Des langues fourchues jurent, la main sur le palpitant, qu’il a passé un bref séjour à Kalako, la base-arrière du Groupement des forces spéciales, située à environ 113 km de la capitale. Ce qui ne serait pas inédit pour un civil, car tous les ministres, du goubernement Béavogui à celui d’Amadeus Oury, en passant par celui de Nanard Goumou, y ont séjourné. Histoire d’être plus endurants et solidaires dans leur mission.

Sauf que les myalgies ressenties par nos ministres résultent d’épreuves du parcours du combattant auxquels on les a soumis, pour dégraisser un peu les coriaces bedaines. Or, Abdoul, lui, a dû suivre des soins intensifs une fois ramené à Cona-cris dans la soirée du 19 février. « Il a des blessures aux bras, parce qu’on l’a ligoté et, au dos, à cause des sévices qu’on lui a infligés », explique une source anonyme qui assure toutefois que l’activiste n’a pas eu de bras fracturé, comme soutiennent des langues volubiles. « Ceux qui l’ont enlevé ont proféré des menaces du genre : “On va vous éliminer tous, si vous continuez de parler” », renchérit la même source.

Trouver x

Le 17 janvier dernier, une plainte contre x a été déposée au parquet du tribunal de Dixinn, pour menaces contre Abdoul Sacko et huit autres membres du Forum des forces sociales de Guinée. Les plaignants se savaient déjà dans l’œil du cyclone, mais leur alerte n’a pas permis d’enrayer la menace. Aujourd’hui encore, leurs avocats (sans vinaigrette) invite le pro-crieur de la République à « prendre les dispositions idoines pour situer l’opinion nationale et internationale sur les auteurs de cet enlèvement et les traduire devant la justice ». Amen !
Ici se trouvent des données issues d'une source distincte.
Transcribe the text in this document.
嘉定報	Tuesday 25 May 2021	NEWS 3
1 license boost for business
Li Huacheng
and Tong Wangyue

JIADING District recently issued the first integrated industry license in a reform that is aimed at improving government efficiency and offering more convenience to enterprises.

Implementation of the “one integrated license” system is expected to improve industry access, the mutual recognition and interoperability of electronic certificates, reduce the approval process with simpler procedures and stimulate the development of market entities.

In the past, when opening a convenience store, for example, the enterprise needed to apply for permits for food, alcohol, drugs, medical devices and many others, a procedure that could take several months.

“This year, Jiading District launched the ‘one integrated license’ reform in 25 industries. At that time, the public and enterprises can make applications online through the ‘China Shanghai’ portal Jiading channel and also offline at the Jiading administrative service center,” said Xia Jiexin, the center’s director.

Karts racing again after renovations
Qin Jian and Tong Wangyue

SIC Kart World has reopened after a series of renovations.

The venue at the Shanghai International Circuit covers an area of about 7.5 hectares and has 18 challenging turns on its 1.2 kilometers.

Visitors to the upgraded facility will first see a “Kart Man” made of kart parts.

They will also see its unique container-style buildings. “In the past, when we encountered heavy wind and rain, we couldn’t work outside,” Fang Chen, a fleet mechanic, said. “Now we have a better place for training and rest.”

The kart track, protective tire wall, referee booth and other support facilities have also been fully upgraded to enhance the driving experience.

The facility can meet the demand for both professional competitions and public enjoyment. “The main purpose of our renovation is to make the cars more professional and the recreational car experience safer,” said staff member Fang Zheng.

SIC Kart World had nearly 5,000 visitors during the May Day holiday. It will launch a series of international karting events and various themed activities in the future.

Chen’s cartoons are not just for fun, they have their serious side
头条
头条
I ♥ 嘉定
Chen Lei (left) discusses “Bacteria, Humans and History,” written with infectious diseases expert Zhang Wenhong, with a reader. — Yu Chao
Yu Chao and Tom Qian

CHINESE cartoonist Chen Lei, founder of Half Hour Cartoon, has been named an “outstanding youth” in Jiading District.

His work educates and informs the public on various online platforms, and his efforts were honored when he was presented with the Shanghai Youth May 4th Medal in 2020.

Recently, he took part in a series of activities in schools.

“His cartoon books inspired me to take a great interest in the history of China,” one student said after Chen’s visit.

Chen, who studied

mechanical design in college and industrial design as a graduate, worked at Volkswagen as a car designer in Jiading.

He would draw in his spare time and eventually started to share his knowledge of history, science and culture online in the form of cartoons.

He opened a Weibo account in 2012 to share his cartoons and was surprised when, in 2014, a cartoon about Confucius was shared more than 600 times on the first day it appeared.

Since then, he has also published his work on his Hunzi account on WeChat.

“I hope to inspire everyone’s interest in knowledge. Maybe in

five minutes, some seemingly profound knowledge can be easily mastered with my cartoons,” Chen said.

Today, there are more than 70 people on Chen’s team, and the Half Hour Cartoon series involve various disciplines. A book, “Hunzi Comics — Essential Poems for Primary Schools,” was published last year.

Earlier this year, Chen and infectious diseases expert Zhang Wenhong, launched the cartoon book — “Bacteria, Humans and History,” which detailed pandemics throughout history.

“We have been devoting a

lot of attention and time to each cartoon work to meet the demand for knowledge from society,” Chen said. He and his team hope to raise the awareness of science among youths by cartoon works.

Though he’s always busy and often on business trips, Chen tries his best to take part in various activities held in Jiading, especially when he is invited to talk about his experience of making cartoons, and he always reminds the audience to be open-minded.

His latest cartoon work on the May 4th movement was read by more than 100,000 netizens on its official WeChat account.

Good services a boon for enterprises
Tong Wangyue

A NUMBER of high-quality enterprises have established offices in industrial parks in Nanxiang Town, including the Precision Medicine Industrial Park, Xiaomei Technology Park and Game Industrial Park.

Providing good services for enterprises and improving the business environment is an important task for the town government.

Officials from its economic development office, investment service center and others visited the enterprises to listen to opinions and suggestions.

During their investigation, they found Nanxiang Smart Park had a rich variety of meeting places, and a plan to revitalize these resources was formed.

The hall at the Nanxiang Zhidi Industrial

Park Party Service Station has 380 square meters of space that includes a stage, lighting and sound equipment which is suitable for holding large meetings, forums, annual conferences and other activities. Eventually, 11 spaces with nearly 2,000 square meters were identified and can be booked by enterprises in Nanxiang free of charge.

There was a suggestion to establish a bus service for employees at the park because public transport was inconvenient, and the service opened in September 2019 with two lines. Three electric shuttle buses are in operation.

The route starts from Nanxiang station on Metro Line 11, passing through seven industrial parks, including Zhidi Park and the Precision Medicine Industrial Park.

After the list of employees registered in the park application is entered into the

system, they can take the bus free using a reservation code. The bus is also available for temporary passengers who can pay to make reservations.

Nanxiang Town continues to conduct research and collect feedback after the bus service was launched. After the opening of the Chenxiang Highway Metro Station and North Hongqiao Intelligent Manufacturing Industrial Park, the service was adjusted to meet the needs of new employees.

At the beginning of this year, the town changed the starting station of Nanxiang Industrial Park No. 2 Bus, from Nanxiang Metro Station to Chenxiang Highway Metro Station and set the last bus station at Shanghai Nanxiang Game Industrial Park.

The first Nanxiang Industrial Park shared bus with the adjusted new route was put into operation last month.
« L’Ambassade des États-Unis à Conakry est soulagée après la libération de l’ancien participant aux programmes d’échange du gouvernement américain, Abdoul Sacko, mais demeure profondément inquiète suite aux informations concernant sa condition médicale et le traitement qu’il a subi en captivité », a réagi la représentation diplomatique du Pays de l’Oncle Sam. « Aux côtés du peuple guinéen, nous attendons les résultats d’une enquête du gouvernement sur son enlèvement. Nous nous joignons à l’appel du public guinéen pour obtenir des informations sur d’autres personnes toujours portées disparues, notamment Oumar Sylla alias « Foniké Menguè », Mamadou Billo Bah et Habib Marouane Camara. Tout le monde mérite justice selon le droit guinéen », ajoute le communiqué publié le 21 février.
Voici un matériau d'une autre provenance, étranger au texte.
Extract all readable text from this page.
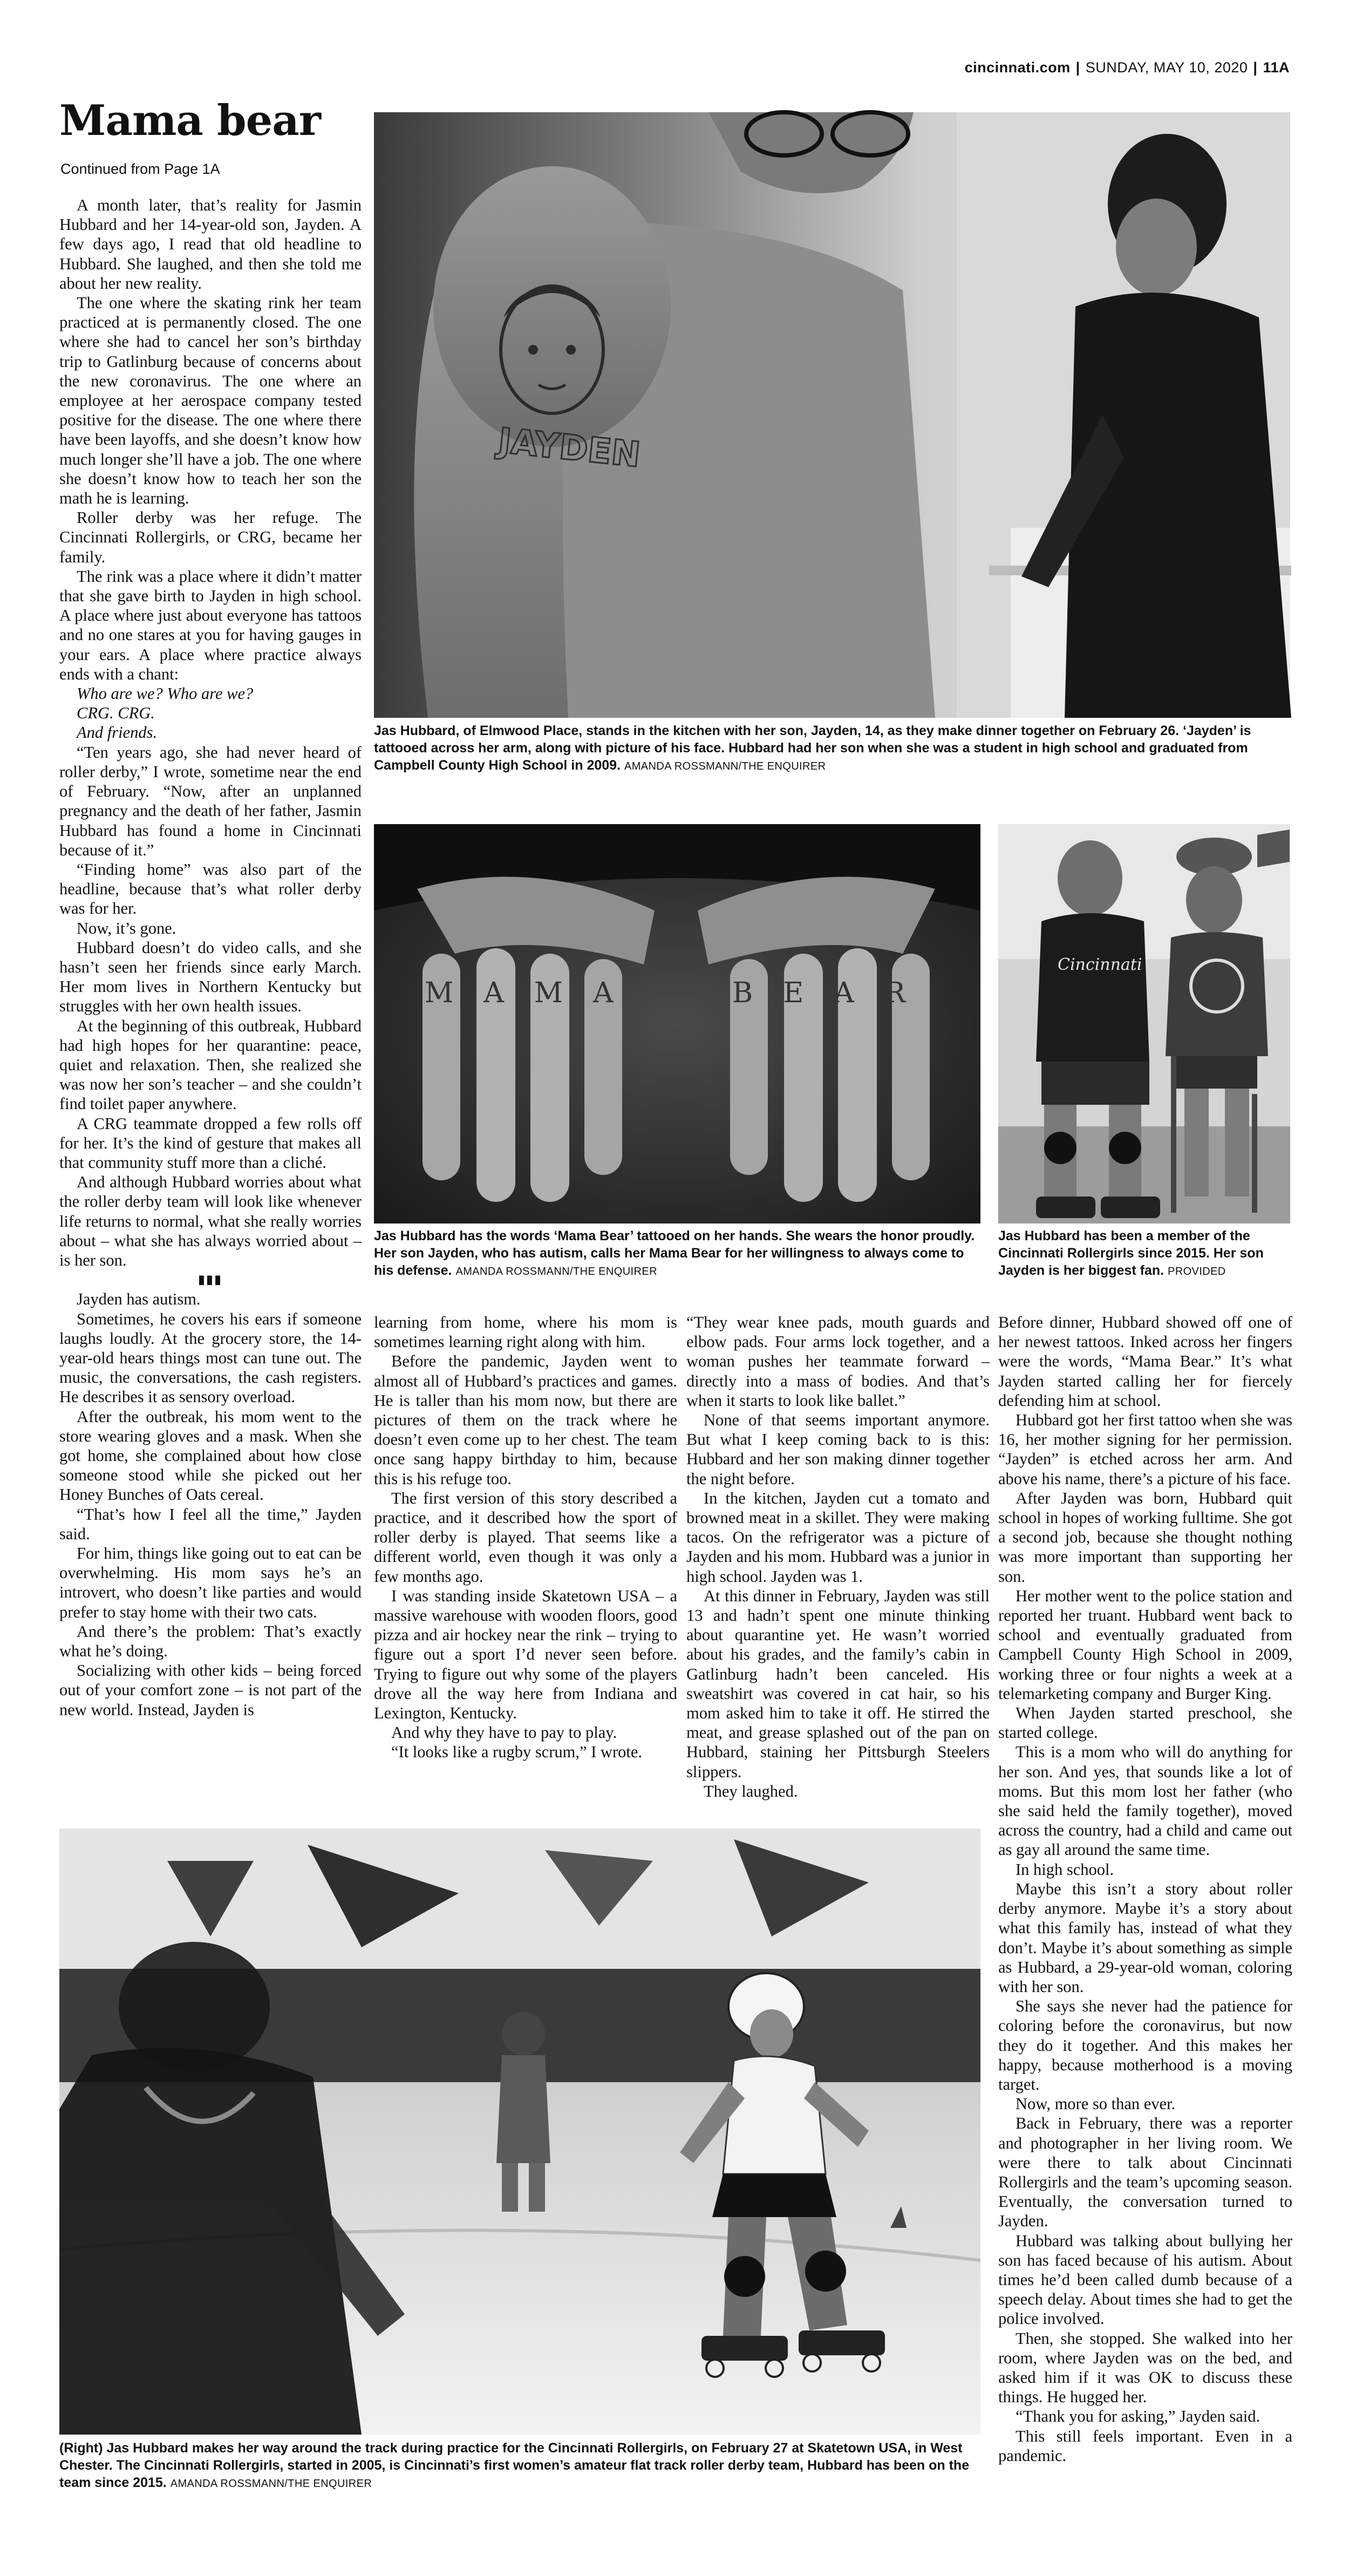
cincinnati.com | SUNDAY, MAY 10, 2020 | 11A
Mama bear
Continued from Page 1A

A month later, that’s reality for Jasmin Hubbard and her 14-year-old son, Jayden. A few days ago, I read that old headline to Hubbard. She laughed, and then she told me about her new reality.

The one where the skating rink her team practiced at is permanently closed. The one where she had to cancel her son’s birthday trip to Gatlinburg because of concerns about the new coronavirus. The one where an employee at her aerospace company tested positive for the disease. The one where there have been layoffs, and she doesn’t know how much longer she’ll have a job. The one where she doesn’t know how to teach her son the math he is learning.

Roller derby was her refuge. The Cincinnati Rollergirls, or CRG, became her family.

The rink was a place where it didn’t matter that she gave birth to Jayden in high school. A place where just about everyone has tattoos and no one stares at you for having gauges in your ears. A place where practice always ends with a chant:

Who are we? Who are we?

CRG. CRG.

And friends.

“Ten years ago, she had never heard of roller derby,” I wrote, sometime near the end of February. “Now, after an unplanned pregnancy and the death of her father, Jasmin Hubbard has found a home in Cincinnati because of it.”

“Finding home” was also part of the headline, because that’s what roller derby was for her.

Now, it’s gone.

Hubbard doesn’t do video calls, and she hasn’t seen her friends since early March. Her mom lives in Northern Kentucky but struggles with her own health issues.

At the beginning of this outbreak, Hubbard had high hopes for her quarantine: peace, quiet and relaxation. Then, she realized she was now her son’s teacher – and she couldn’t find toilet paper anywhere.

A CRG teammate dropped a few rolls off for her. It’s the kind of gesture that makes all that community stuff more than a cliché.

And although Hubbard worries about what the roller derby team will look like whenever life returns to normal, what she really worries about – what she has always worried about – is her son.

▮▮▮

Jayden has autism.

Sometimes, he covers his ears if someone laughs loudly. At the grocery store, the 14-year-old hears things most can tune out. The music, the conversations, the cash registers. He describes it as sensory overload.

After the outbreak, his mom went to the store wearing gloves and a mask. When she got home, she complained about how close someone stood while she picked out her Honey Bunches of Oats cereal.

“That’s how I feel all the time,” Jayden said.

For him, things like going out to eat can be overwhelming. His mom says he’s an introvert, who doesn’t like parties and would prefer to stay home with their two cats.

And there’s the problem: That’s exactly what he’s doing.

Socializing with other kids – being forced out of your comfort zone – is not part of the new world. Instead, Jayden is

JAYDEN
Jas Hubbard, of Elmwood Place, stands in the kitchen with her son, Jayden, 14, as they make dinner together on February 26. ‘Jayden’ is tattooed across her arm, along with picture of his face. Hubbard had her son when she was a student in high school and graduated from Campbell County High School in 2009. AMANDA ROSSMANN/THE ENQUIRER
MAMA	BEAR
Jas Hubbard has the words ‘Mama Bear’ tattooed on her hands. She wears the honor proudly. Her son Jayden, who has autism, calls her Mama Bear for her willingness to always come to his defense. AMANDA ROSSMANN/THE ENQUIRER
Cincinnati
Jas Hubbard has been a member of the Cincinnati Rollergirls since 2015. Her son Jayden is her biggest fan. PROVIDED

learning from home, where his mom is sometimes learning right along with him.

Before the pandemic, Jayden went to almost all of Hubbard’s practices and games. He is taller than his mom now, but there are pictures of them on the track where he doesn’t even come up to her chest. The team once sang happy birthday to him, because this is his refuge too.

The first version of this story described a practice, and it described how the sport of roller derby is played. That seems like a different world, even though it was only a few months ago.

I was standing inside Skatetown USA – a massive warehouse with wooden floors, good pizza and air hockey near the rink – trying to figure out a sport I’d never seen before. Trying to figure out why some of the players drove all the way here from Indiana and Lexington, Kentucky.

And why they have to pay to play.

“It looks like a rugby scrum,” I wrote.

“They wear knee pads, mouth guards and elbow pads. Four arms lock together, and a woman pushes her teammate forward – directly into a mass of bodies. And that’s when it starts to look like ballet.”

None of that seems important anymore. But what I keep coming back to is this: Hubbard and her son making dinner together the night before.

In the kitchen, Jayden cut a tomato and browned meat in a skillet. They were making tacos. On the refrigerator was a picture of Jayden and his mom. Hubbard was a junior in high school. Jayden was 1.

At this dinner in February, Jayden was still 13 and hadn’t spent one minute thinking about quarantine yet. He wasn’t worried about his grades, and the family’s cabin in Gatlinburg hadn’t been canceled. His sweatshirt was covered in cat hair, so his mom asked him to take it off. He stirred the meat, and grease splashed out of the pan on Hubbard, staining her Pittsburgh Steelers slippers.

They laughed.

Before dinner, Hubbard showed off one of her newest tattoos. Inked across her fingers were the words, “Mama Bear.” It’s what Jayden started calling her for fiercely defending him at school.

Hubbard got her first tattoo when she was 16, her mother signing for her permission. “Jayden” is etched across her arm. And above his name, there’s a picture of his face.

After Jayden was born, Hubbard quit school in hopes of working fulltime. She got a second job, because she thought nothing was more important than supporting her son.

Her mother went to the police station and reported her truant. Hubbard went back to school and eventually graduated from Campbell County High School in 2009, working three or four nights a week at a telemarketing company and Burger King.

When Jayden started preschool, she started college.

This is a mom who will do anything for her son. And yes, that sounds like a lot of moms. But this mom lost her father (who she said held the family together), moved across the country, had a child and came out as gay all around the same time.

In high school.

Maybe this isn’t a story about roller derby anymore. Maybe it’s a story about what this family has, instead of what they don’t. Maybe it’s about something as simple as Hubbard, a 29-year-old woman, coloring with her son.

She says she never had the patience for coloring before the coronavirus, but now they do it together. And this makes her happy, because motherhood is a moving target.

Now, more so than ever.

Back in February, there was a reporter and photographer in her living room. We were there to talk about Cincinnati Rollergirls and the team’s upcoming season. Eventually, the conversation turned to Jayden.

Hubbard was talking about bullying her son has faced because of his autism. About times he’d been called dumb because of a speech delay. About times she had to get the police involved.

Then, she stopped. She walked into her room, where Jayden was on the bed, and asked him if it was OK to discuss these things. He hugged her.

“Thank you for asking,” Jayden said.

This still feels important. Even in a pandemic.

(Right) Jas Hubbard makes her way around the track during practice for the Cincinnati Rollergirls, on February 27 at Skatetown USA, in West Chester. The Cincinnati Rollergirls, started in 2005, is Cincinnati’s first women’s amateur flat track roller derby team, Hubbard has been on the team since 2015. AMANDA ROSSMANN/THE ENQUIRER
Le pro-crieur général près la Cour d’appel de Cona-crime avait promis de traquer les ravisseurs de Billo et Foniké jusqu’à leur dernier retranchement. Plus le temps passe, plus la liste d’otages s’allonge. Le leader du Bloc libéral Faya Mini-mono se dit à son tour menacé par des anonymes. Désormais, le politicard s’oppose dans la clandestinité. Prière de passer l’info à Fallou Doum-bouillant, si vous le croisez.